Citation
- Authors: Olichwier A. et al.
- Year: 2023
- Journal: Biochim Biophys Acta Mol Cell Res. 1871 119608
- Applications: in vitro / DNA / jetOPTIMUS
- Cell type: HL-1
Description: Mouse cardiomyocytes
Method
HL-1 cardiomyocytes cells were cultured on a gelatin (0.02 % [w/v])/fibronectin [10 μg/ml]) matrix and maintained in dedicated Claycomb Medium that was enriched with 10 % inactivated fetal bovine serum (v/v), antibiotics (100 IU/ml penicillin and 100 μg/ml streptomycin), 2 mM l-glutamine, and 0.1 mM norepinephrine. The cells were incubated at 37 °C under normoxic (21 % O2 and 5 % CO2) and hypoxic (1 % O2 and 5 % CO2) conditions. To inhibit SCD1 activity, HL-1 cells were incubated with 2 μM of the SCD1 inhibitor A939572 in Claycomb medium with 1 % (v/v) fetal bovine serum for 24 h. To induce SCD1 overexpression, HL-1 cardiomyocytes were transfected with 4 μg of empty pcDNA3 vector or pcDNA3 that encoded human SCD1 (hSCD1) plasmid using jetOPTIMUS according to Polyplus recommendation. To inhibit ATGL activity, HL-1 cells were incubated with 50 μM of the ATGL inhibitor Atglistatin in dimethylsulfoxide with 1 % (v/v) fetal bovine serum for 4 h. For the simultaneous inhSCD1 or hSCD1 and inhATGL condition, HL-1 cells were first incubated for 24 h to inhibit SCD1 activity or hSCD1 was overexpressed in normoxia or hypoxia, and then the cells were incubated with inhATGL for an additional 4 h in normoxia or hypoxia.
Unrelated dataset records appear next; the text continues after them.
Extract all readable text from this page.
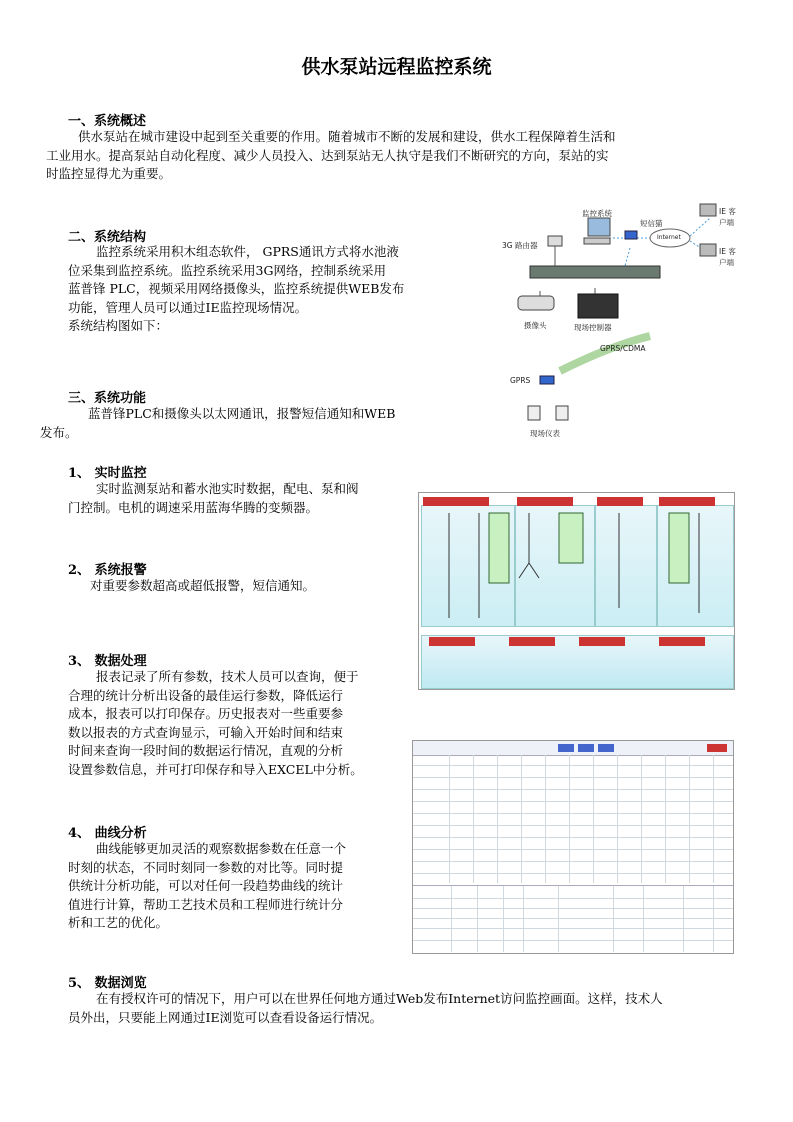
供水泵站远程监控系统
一、系统概述
供水泵站在城市建设中起到至关重要的作用。随着城市不断的发展和建设，供水工程保障着生活和
工业用水。提高泵站自动化程度、减少人员投入、达到泵站无人执守是我们不断研究的方向，泵站的实
时监控显得尤为重要。
二、系统结构
监控系统采用积木组态软件， GPRS通讯方式将水池液
位采集到监控系统。监控系统采用3G网络，控制系统采用
蓝普锋 PLC，视频采用网络摄像头，监控系统提供WEB发布
功能，管理人员可以通过IE监控现场情况。
系统结构图如下：
监控系统
短信猫
IE 客户端
IE 客户端
3G 路由器
Internet
摄像头	现场控制器
GPRS/CDMA
GPRS
现场仪表
三、系统功能
蓝普锋PLC和摄像头以太网通讯，报警短信通知和WEB
发布。
1、 实时监控
实时监测泵站和蓄水池实时数据，配电、泵和阀
门控制。电机的调速采用蓝海华腾的变频器。
2、 系统报警
对重要参数超高或超低报警，短信通知。
3、 数据处理
报表记录了所有参数，技术人员可以查询，便于
合理的统计分析出设备的最佳运行参数，降低运行
成本，报表可以打印保存。历史报表对一些重要参
数以报表的方式查询显示，可输入开始时间和结束
时间来查询一段时间的数据运行情况，直观的分析
设置参数信息，并可打印保存和导入EXCEL中分析。
4、 曲线分析
曲线能够更加灵活的观察数据参数在任意一个
时刻的状态，不同时刻同一参数的对比等。同时提
供统计分析功能，可以对任何一段趋势曲线的统计
值进行计算，帮助工艺技术员和工程师进行统计分
析和工艺的优化。
5、 数据浏览
在有授权许可的情况下，用户可以在世界任何地方通过Web发布Internet访问监控画面。这样，技术人
员外出，只要能上网通过IE浏览可以查看设备运行情况。
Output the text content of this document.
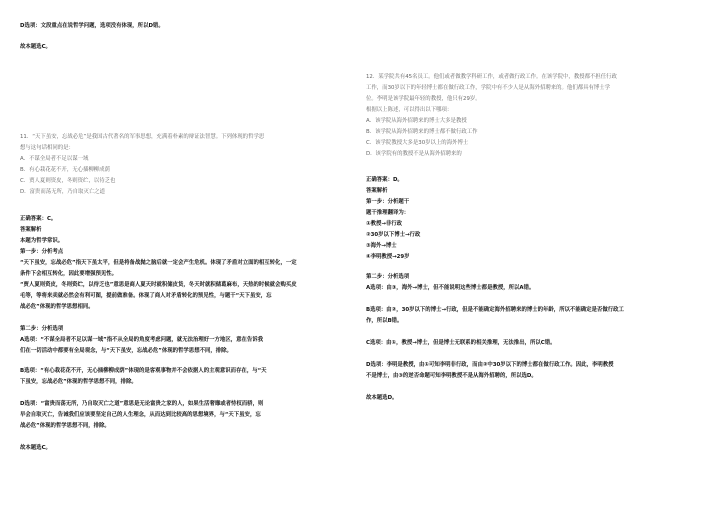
D选项：文段重点在说哲学问题，选项没有体现，所以D错。
故本题选C。
11．“天下虽安，忘战必危”是我国古代著名的军事思想，充满着朴素的辩证法智慧。下列体现的哲学思
想与这句话相同的是：
A．不谋全局者不足以谋一域
B．有心栽花花不开，无心插柳柳成荫
C．贾人夏则资皮，冬则资纻，以待乏也
D．富贵而荡无所，乃自取灭亡之道
正确答案：C。
答案解析
本题为哲学常识。
第一步：分析考点
“天下虽安，忘战必危”指天下虽太平，但是将备战抛之脑后就一定会产生危机。体现了矛盾对立面的相互转化，一定
条件下会相互转化，因此要增强预见性。
“贾人夏则资皮，冬则资纻，以待乏也”意思是商人夏天时就积储皮货，冬天时就积储葛麻布，天热的时候就会购买皮
毛等，等将来卖就必然会有利可图，提前做准备。体现了商人对矛盾转化的预见性，与题干“天下虽安，忘
战必危”体现的哲学思想相同。
第二步：分析选项
A选项：“不谋全局者不足以谋一域”指不从全局的角度考虑问题，就无法治理好一方地区，意在告诉我
们在一切活动中都要有全局观念，与“天下虽安，忘战必危”体现的哲学思想不同，排除。
B选项：“有心栽花花不开，无心插柳柳成荫”体现的是客观事物并不会依据人的主观意识而存在，与“天
下虽安，忘战必危”体现的哲学思想不同，排除。
D选项：“富贵而荡无所，乃自取灭亡之道”意思是无论富贵之家的人，如果生活奢靡或者恃权而骄，则
早会自取灭亡，告诫我们应该要坚定自己的人生理念，从而达到比较高的思想境界，与“天下虽安，忘
战必危”体现的哲学思想不同，排除。
故本题选C。
12．某学院共有45名员工。他们或者做教学科研工作，或者做行政工作。在该学院中，教授都不担任行政
工作，而30岁以下的年轻博士都在做行政工作，学院中有不少人是从海外招聘来的。他们都具有博士学
位。李明是该学院最年轻的教授，他只有29岁。
根据以上陈述，可以得出以下哪项：
A．该学院从海外招聘来的博士大多是教授
B．该学院从海外招聘来的博士都不做行政工作
C．该学院教授大多是30岁以上的海外博士
D．该学院有的教授不是从海外招聘来的
正确答案：D。
答案解析
第一步：分析题干
题干推理翻译为：
①教授→非行政
②30岁以下博士→行政
③海外→博士
④李明教授→29岁
第二步：分析选项
A选项：由③，海外→博士，但不能说明这些博士都是教授，所以A错。
B选项：由②，30岁以下的博士→行政，但是不能确定海外招聘来的博士的年龄，所以不能确定是否做行政工
作，所以B错。
C选项：由①，教授→博士，但是博士无联系的相关推理，无法推出，所以C错。
D选项：李明是教授，由①可知李明非行政，而由②中30岁以下的博士都在做行政工作。因此，李明教授
不是博士，由③的逆否命题可知李明教授不是从海外招聘的，所以选D。
故本题选D。
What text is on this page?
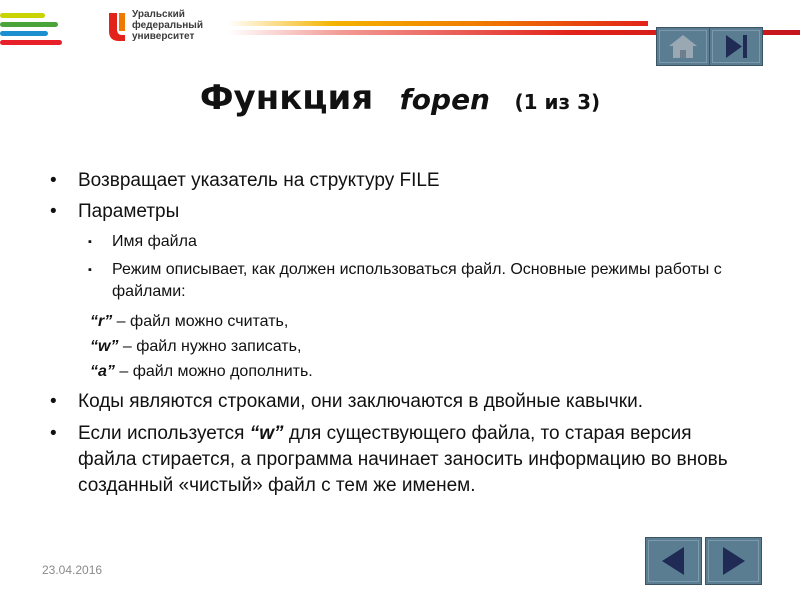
Уральский
федеральный
университет
Функция fopen (1 из 3)
• Возвращает указатель на структуру FILE
• Параметры
▪ Имя файла
▪ Режим описывает, как должен использоваться файл. Основные режимы работы с файлами:
“r” – файл можно считать,
“w” – файл нужно записать,
“a” – файл можно дополнить.
• Коды являются строками, они заключаются в двойные кавычки.
• Если используется “w” для существующего файла, то старая версия файла стирается, а программа начинает заносить информацию во вновь созданный «чистый» файл с тем же именем.
23.04.2016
Appropriate control cells were incubated for the same period of time in Claycomb medium that was supplemented with 1 % (v/v) fetal bovine serum and a corresponding concentration of dimethylsulfoxide.
Abstract
Stearoyl-CoA desaturase 1 (SCD1) is an enzyme that is involved in the regulation of lipolysis in the heart. SCD1 also affects epigenetic mechanisms, such as DNA and histone modifications, in various tissues. Both epigenetic modifications and changes in lipid metabolism are involved in the heart's response to hypoxia. The present study tested the hypothesis that SCD1 and epigenetic modifications interact to control lipolysis in cardiomyocytes under normoxic and hypoxic conditions. We found that the inhibition of SCD1 activity and loss of SCD1 expression reduced global DNA methylation levels, DNA methyltransferase (DNMT) activity, and DNMT1 expression in HL-1 cardiomyocytes and the mouse heart. We also found that the inhibition of adipose triglyceride lipase is involved in the control of global DNA methylation levels in cardiomyocytes in an SCD1-independent manner. Additionally, SCD1 inhibition reduced expression of the hormone-sensitive lipase (Lipe) gene through an increase in methylation of the Lipe gene promoter. Under hypoxic conditions, SCD1 inhibition abolished hypoxia-inducible transcription factor 1α, likely through decreases in histone deacetylase, protein kinase A, and abhydrolase domain containing 5 protein levels, leading to the attenuation of DNA hypomethylation by DNMT1. Hypoxia led to demethylation of the Lipe promoter in cardiomyocytes with SCD1 inhibition, which increased Lipe expression. These results indicate that SCD1 is involved in the control of epigenetic mechanisms in the heart and may affect Lipe expression through changes in methylation in its promoter region. Therefore, SCD1 may be considered a key player in the epigenetic response to normoxia and hypoxia in cardiomyocytes.